Clothes Culling for Chinese New Year
Posted by: figur8 in Chinese New Year, Festivals, Traditions, relationshipsIs it simply a coincidence that shortly after the hubby tells me I ought to throw out my old beat-up clothes and get new ones that my favourite camouflage jeans which I bought from Hatyai during one of my rock climbing expeditions was inexplicably damaged in the wash?

In case you’re having trouble seeing the hole, here it is again:

If I didn’t know better, I’d swear there was some conspiracy happening here because there’s no way I would have thrown out this pair of jeans during my Chinese New Year old clothes culling exercise.
Back in my rock climbing days, I would probably still have worn this pair of jeans, holes and all. The last time I wore a pair of pants out that had a hole in the knee area, hubby told me to please stop dressing as if I was homeless and had no money to buy new clothes.
Prior to Chinese New Year, it has become a regular routine to clean up around the house. Part of the cleaning up process involves a clothes culling exercise - getting rid of the really old, unwearable, too small clothes to make space for the new year clothes. I’m not sure exactly what the reason for it is, but there is a significance to having new things at Chinese New Year - new clothes, a new hair cut… you get the drift.
So I’ve been trying to “spring clean” my wardrobe for Chinese New Year and I confess I am finding it a lot harder to part with my old clothes than I thought. All the clothes I had pictured in my mind to get rid off, I can’t seem to let go of after looking at them again in the flesh. Perhaps I need to ask the maid to help me accidentally wreck them on purpose so I will be compelled to throw them out.
Confession time…
In our family, my Dad and my brother have always been known to be notorious horders. They can’t bear to part with any of their “rubbish” which used to drive my Mum mad because she and her sisters are all professional “throwers”. They all love to throw out things they deem to be unnecessary clutter in the house. I honestly don’t know how my brother and Mum ever survived in the same house together. My brother had this habit of rummaging through the garbage as part of his daily routine just to make sure Mum didn’t dump anything he might potentially need in a year or two. Now that he’s moved out, Mum only has to contend with Dad’s “rubbish”.

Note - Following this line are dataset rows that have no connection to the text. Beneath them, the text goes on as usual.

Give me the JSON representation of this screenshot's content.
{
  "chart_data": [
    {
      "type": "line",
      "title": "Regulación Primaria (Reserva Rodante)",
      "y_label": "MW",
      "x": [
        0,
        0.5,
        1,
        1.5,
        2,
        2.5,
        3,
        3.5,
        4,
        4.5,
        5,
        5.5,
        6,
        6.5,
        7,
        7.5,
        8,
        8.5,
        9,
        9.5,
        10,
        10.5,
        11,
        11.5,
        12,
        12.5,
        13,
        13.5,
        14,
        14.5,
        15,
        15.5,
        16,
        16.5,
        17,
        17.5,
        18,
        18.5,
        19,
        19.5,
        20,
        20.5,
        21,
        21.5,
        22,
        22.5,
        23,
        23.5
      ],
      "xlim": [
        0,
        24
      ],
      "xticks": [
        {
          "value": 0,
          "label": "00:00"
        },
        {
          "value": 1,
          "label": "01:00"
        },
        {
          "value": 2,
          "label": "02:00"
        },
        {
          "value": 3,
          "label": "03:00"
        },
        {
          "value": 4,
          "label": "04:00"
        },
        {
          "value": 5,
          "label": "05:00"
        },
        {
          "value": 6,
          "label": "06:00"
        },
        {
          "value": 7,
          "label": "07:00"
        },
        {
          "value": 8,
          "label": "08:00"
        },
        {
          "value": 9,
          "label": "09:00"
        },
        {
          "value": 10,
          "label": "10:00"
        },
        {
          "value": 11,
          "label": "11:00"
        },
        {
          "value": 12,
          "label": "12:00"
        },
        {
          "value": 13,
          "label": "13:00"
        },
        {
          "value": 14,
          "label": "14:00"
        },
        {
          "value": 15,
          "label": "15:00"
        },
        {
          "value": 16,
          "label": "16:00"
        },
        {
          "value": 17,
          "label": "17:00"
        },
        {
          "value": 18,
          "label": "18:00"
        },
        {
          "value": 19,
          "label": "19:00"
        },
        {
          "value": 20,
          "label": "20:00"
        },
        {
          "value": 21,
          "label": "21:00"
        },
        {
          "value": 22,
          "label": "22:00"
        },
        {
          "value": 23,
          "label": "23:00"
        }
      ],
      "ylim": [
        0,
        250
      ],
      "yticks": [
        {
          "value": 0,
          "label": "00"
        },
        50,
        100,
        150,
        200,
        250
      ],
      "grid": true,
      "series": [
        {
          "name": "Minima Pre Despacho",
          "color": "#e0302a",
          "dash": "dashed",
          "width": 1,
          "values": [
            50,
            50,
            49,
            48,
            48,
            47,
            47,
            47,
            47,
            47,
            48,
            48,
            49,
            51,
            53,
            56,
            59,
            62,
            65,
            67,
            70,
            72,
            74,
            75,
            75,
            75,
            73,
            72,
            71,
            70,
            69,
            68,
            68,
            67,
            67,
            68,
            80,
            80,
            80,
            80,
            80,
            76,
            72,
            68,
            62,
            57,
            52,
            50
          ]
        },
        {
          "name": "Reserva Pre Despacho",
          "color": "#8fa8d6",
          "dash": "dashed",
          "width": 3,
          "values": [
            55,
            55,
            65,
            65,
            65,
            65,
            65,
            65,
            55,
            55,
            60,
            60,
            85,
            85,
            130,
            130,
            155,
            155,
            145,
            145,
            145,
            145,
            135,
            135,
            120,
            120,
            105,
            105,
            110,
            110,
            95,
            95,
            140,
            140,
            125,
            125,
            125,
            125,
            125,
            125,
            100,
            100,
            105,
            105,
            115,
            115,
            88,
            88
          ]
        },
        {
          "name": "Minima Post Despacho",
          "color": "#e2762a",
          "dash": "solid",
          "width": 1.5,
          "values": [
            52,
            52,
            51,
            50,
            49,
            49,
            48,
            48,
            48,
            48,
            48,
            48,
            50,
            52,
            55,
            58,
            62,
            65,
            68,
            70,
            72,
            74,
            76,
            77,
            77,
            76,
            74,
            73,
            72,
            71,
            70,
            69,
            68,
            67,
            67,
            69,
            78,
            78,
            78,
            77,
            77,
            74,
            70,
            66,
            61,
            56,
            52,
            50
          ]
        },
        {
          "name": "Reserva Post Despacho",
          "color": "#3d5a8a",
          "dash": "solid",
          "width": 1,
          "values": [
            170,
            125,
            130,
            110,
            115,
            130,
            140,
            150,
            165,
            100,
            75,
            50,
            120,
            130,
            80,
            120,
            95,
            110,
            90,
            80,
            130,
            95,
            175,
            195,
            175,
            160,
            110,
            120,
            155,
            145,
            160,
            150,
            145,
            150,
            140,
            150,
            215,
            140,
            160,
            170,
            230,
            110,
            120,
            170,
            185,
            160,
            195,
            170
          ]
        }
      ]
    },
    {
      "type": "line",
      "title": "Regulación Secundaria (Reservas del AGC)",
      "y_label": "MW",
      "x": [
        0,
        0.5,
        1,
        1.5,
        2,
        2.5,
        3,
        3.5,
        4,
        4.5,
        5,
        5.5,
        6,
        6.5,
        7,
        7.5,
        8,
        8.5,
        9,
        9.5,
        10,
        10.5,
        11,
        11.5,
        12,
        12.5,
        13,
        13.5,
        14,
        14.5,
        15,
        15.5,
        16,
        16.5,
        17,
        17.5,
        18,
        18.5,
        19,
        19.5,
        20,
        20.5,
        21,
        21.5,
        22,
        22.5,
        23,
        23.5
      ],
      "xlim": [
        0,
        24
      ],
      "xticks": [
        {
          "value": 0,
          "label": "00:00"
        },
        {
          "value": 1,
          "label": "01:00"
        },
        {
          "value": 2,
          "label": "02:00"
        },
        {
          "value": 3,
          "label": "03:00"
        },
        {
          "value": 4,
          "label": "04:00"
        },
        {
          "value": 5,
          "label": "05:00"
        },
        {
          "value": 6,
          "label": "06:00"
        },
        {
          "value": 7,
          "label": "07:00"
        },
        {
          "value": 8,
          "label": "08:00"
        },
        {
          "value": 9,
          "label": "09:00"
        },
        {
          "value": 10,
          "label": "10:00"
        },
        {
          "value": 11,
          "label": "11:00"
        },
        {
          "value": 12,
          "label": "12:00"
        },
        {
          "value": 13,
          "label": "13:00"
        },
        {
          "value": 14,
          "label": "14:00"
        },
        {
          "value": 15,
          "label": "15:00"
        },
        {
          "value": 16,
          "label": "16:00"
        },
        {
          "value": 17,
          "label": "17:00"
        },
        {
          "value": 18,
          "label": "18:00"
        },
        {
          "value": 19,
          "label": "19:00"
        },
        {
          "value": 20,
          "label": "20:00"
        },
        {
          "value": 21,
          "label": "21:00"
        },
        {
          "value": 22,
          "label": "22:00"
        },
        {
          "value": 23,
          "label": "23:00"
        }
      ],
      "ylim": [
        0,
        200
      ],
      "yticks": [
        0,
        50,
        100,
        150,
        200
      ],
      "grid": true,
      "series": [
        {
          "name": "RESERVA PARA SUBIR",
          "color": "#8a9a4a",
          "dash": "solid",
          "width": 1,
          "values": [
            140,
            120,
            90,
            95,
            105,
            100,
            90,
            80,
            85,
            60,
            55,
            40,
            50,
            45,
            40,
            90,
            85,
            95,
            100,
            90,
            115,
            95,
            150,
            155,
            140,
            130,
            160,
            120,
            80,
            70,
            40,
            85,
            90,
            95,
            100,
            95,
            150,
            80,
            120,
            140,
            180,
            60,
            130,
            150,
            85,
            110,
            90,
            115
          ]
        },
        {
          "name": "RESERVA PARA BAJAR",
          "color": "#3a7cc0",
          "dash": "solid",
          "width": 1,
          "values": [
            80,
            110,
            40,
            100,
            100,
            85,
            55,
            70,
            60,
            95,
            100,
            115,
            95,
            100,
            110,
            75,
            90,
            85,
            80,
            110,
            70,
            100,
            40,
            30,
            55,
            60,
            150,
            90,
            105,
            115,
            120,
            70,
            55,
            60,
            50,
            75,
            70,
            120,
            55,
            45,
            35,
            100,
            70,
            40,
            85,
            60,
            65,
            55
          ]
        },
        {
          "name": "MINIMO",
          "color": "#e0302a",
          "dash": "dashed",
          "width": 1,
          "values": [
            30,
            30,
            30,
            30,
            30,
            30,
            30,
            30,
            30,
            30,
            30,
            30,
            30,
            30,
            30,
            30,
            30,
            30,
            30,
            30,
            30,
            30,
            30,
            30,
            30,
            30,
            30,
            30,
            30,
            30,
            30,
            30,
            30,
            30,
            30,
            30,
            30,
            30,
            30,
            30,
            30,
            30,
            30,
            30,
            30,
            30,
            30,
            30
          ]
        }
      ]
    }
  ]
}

My uncle and late aunt (Mum’s sister) used to have this relationship going that would run something along the lines of:
Uncle: Have you seen my …?
Aunt: No.
After years of experience, my uncle started asking: “Did you throw away my …?”
My Dad, unfortunately, hasn’t cottoned on to my Mum’s expert throwing ways. Well, he’s so forgetful anyway that he could just have easily have misplaced it.
I still maintain that I’m not half as bad as my Dad or brother (my brother once admitted he holds the gold medal for rubbish collector), but hubby still finds it hard to live with my “excesses”. Although I feel I have improved a lot since being in a relationship with my hubby, the fact that I still can’t throw things out without feeling like I’ve cut away a part of my soul agrees with that adage that old habits die hard.